As with most gaming companies, the past year has been both a challenge and an opportunity for Nintendo. With everyone stuck at home, many turned to games like Animal Crossing as a form of escape or social interaction. The pandemic meant that more people were playing games, but conversely that games were more challenging to develop.

“We’ve seen video games really grow in terms of the number of people playing, and the amount of time that they’re playing overall,” Bowser says. “For us at Nintendo, our focus first and foremost has been keeping our employees safe, and ensuring that we’re providing safe environments for them to work within. And while there have been some challenges, what I can say is I think the teams have adapted very well, and it’s allowed us to be effective in the various environments where we may be working overall. I think the lineup that you’ve seen so far this calendar year bodes well.”

Outside of an increased appetite for games, he says that there have also been some changes in player behavior during the pandemic. For starters, there’s been a change in who is playing games on the Switch. “Demographics are changing,” Bowser says. That includes more casual players, as well as more women playing on the Switch. (Bowser previously noted a similar audience expansion when the Switch Lite launched in 2019.) Unsurprisingly, those new players are also spending a lot of time using online features. “Animal Crossing: New Horizons again fueled a lot of that,” says Bowser. “But it’s carried through and, for instance, even more recently Monster Hunter Rise has been the source of a lot of online play overall for us.”

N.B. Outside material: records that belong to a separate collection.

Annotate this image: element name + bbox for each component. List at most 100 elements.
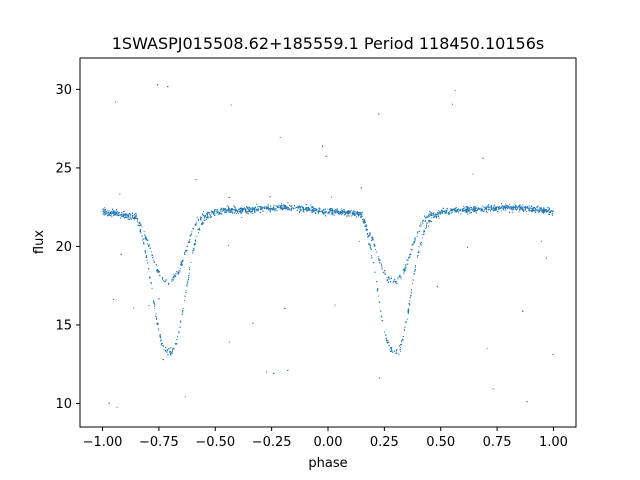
data-point [531,205,533,207]
data-point [522,209,524,211]
data-point [207,211,209,213]
data-point [344,213,346,215]
data-point [533,210,535,212]
data-point [231,208,233,210]
data-point [408,309,410,311]
data-point [115,212,117,214]
data-point [539,209,541,211]
data-point [490,205,492,207]
data-point [335,212,337,214]
data-point [362,221,364,223]
data-point [548,213,550,215]
data-point [456,210,458,212]
data-point [324,212,326,214]
data-point [438,217,440,219]
data-point [486,208,488,210]
data-point [349,211,351,213]
data-point [417,252,419,254]
data-point [397,277,399,279]
data-point [137,224,139,226]
data-point [169,351,171,353]
data-point [347,211,349,213]
x-tick-label: 1.00 [539,435,568,450]
data-point [228,208,230,210]
data-point [414,237,416,239]
data-point [243,209,245,211]
data-point [220,210,222,212]
data-point [286,206,288,208]
data-point [251,208,253,210]
data-point [414,265,416,267]
data-point [104,211,106,213]
data-point [143,231,145,233]
data-point [437,214,439,216]
data-point [381,320,383,322]
data-point [272,208,274,210]
data-point [137,219,139,221]
data-point [186,245,188,247]
data-point [388,277,390,279]
data-point [131,214,133,216]
data-point [117,214,119,216]
data-point [138,225,140,227]
data-point [228,341,230,343]
data-point [342,210,344,212]
data-point [480,207,482,209]
data-point [200,219,202,221]
data-point [110,215,112,217]
data-point [297,206,299,208]
data-point [103,209,105,211]
data-point [348,210,350,212]
data-point [226,209,228,211]
data-point [518,211,520,213]
data-point [396,283,398,285]
data-point [369,234,371,236]
data-point [522,208,524,210]
data-point [120,217,122,219]
data-point [525,209,527,211]
data-point [359,212,361,214]
data-point [212,212,214,214]
data-point [189,241,191,243]
data-point [368,244,370,246]
data-point [399,276,401,278]
data-point [438,210,440,212]
data-point [177,272,179,274]
data-point [298,205,300,207]
data-point [395,282,397,284]
data-point [360,212,362,214]
data-point [143,238,145,240]
data-point [466,211,468,213]
data-point [390,281,392,283]
data-point [211,210,213,212]
data-point [241,217,243,219]
data-point [361,216,363,218]
x-tick-label: −0.50 [195,435,235,450]
y-axis-ticks: 10 15 20 25 30 [55,83,80,412]
data-point [275,209,277,211]
data-point [287,202,289,204]
data-point [310,209,312,211]
data-point [436,213,438,215]
data-point [128,219,130,221]
data-point [102,208,104,210]
data-point [242,210,244,212]
data-point [282,208,284,210]
data-point [548,211,550,213]
data-point [312,209,314,211]
data-point [459,209,461,211]
data-point [393,279,395,281]
data-point [113,211,115,213]
data-point [319,208,321,210]
data-point [524,206,526,208]
data-point [265,371,267,373]
data-point [145,238,147,240]
data-point [171,278,173,280]
data-point [285,206,287,208]
data-point [528,209,530,211]
data-point [531,210,533,212]
data-point [504,207,506,209]
data-point [403,271,405,273]
data-point [353,212,355,214]
data-point [273,206,274,208]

He also adds that, despite its absence from the company’s E3 presentation, New Horizons remains a big part of Nintendo’s future. “While we didn’t talk about it [during the E3 Nintendo Direct], we absolutely have plans going forward to ensure the 33 million people who have islands out there have new and fun activities to engage with,” Bowser says. “Look for more to come.”

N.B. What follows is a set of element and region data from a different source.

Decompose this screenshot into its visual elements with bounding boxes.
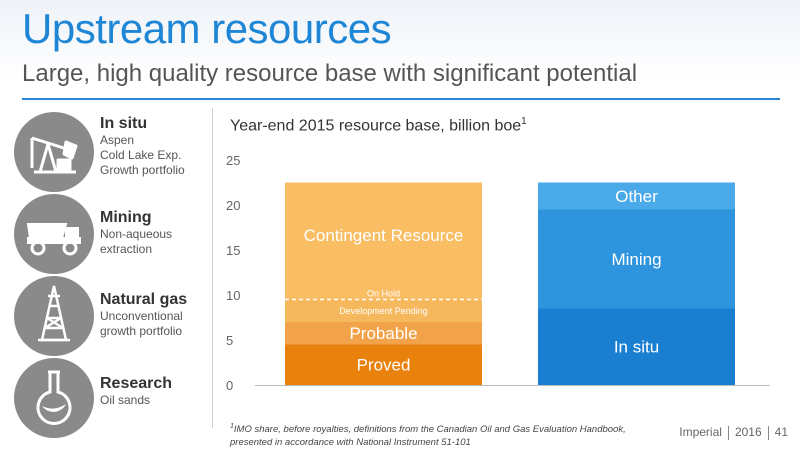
bar-segment-probable: [285, 322, 482, 345]
footer-year: 2016: [734, 425, 762, 439]
sidebar-heading: In situ: [100, 115, 148, 132]
sidebar-heading: Research: [100, 375, 173, 392]
y-tick-label: 0: [226, 378, 233, 393]
chart-title: Year-end 2015 resource base, billion boe…: [230, 116, 527, 135]
footer-page: 41: [774, 425, 788, 439]
page-subtitle: Large, high quality resource base with s…: [22, 60, 638, 87]
y-tick-label: 10: [226, 288, 240, 303]
bar-segment-proved: [285, 344, 482, 385]
sidebar-line: Cold Lake Exp.: [100, 148, 182, 162]
bar-label-on-hold: On Hold: [367, 289, 400, 299]
y-tick-label: 20: [226, 198, 240, 213]
bar-segment-development-pending: [285, 299, 482, 322]
oil-pump-icon: [14, 112, 94, 192]
bar-segment-mining: [538, 209, 735, 309]
sidebar-item-mining: Mining Non-aqueous extraction: [14, 194, 214, 274]
footnote-marker: 1: [230, 423, 234, 430]
bar-label-development-pending: Development Pending: [339, 306, 428, 316]
sidebar-line: Growth portfolio: [100, 163, 185, 177]
sidebar-line: Oil sands: [100, 393, 151, 407]
sidebar-item-natural-gas: Natural gas Unconventional growth portfo…: [14, 276, 214, 356]
bar-segment-contingent-resource: [285, 182, 482, 300]
page-title: Upstream resources: [22, 5, 392, 52]
sidebar-line: Unconventional: [100, 309, 183, 323]
bar-label-mining: Mining: [611, 250, 661, 269]
footer-company: Imperial: [679, 425, 722, 439]
header-divider: [22, 98, 780, 100]
sidebar-line: extraction: [100, 242, 153, 256]
sidebar-line: growth portfolio: [100, 324, 183, 338]
sidebar-heading: Mining: [100, 209, 152, 226]
y-tick-label: 5: [226, 333, 233, 348]
y-tick-label: 25: [226, 153, 240, 168]
bar-segment-other: [538, 182, 735, 210]
footnote-text: IMO share, before royalties, definitions…: [230, 424, 626, 449]
footnote: 1IMO share, before royalties, definition…: [230, 420, 660, 449]
sidebar-item-research: Research Oil sands: [14, 358, 214, 438]
bar-label-in-situ: In situ: [614, 338, 659, 357]
flask-icon: [14, 358, 94, 438]
bar-segment-in-situ: [538, 308, 735, 385]
footer: Imperial 2016 41: [679, 425, 788, 440]
bar-label-probable: Probable: [349, 324, 417, 343]
vertical-divider: [212, 108, 213, 428]
sidebar-line: Aspen: [100, 133, 135, 147]
bar-label-other: Other: [615, 187, 658, 206]
sidebar-item-in-situ: In situ Aspen Cold Lake Exp. Growth port…: [14, 112, 214, 192]
sidebar-line: Non-aqueous: [100, 227, 173, 241]
y-tick-label: 15: [226, 243, 240, 258]
drilling-rig-icon: [14, 276, 94, 356]
sidebar-heading: Natural gas: [100, 291, 188, 308]
bar-label-proved: Proved: [357, 356, 411, 375]
chart-title-footnote-marker: 1: [521, 116, 527, 127]
bar-label-contingent-resource: Contingent Resource: [304, 226, 464, 245]
mining-truck-icon: [14, 194, 94, 274]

Looking ahead, it’s likely those behaviors will shift again, as various places open up and stay-at-home restrictions are lifted. Bowser believes this will be yet another advantage for Nintendo. “I think that’s going to be really important as we emerge from this pandemic, and people are looking to engage in other activities, hopefully travel, vacations, etc.,” he says. “Nintendo Switch is one of those devices that they can take with them as they embark on various travels. The positioning we still think is incredibly relevant.”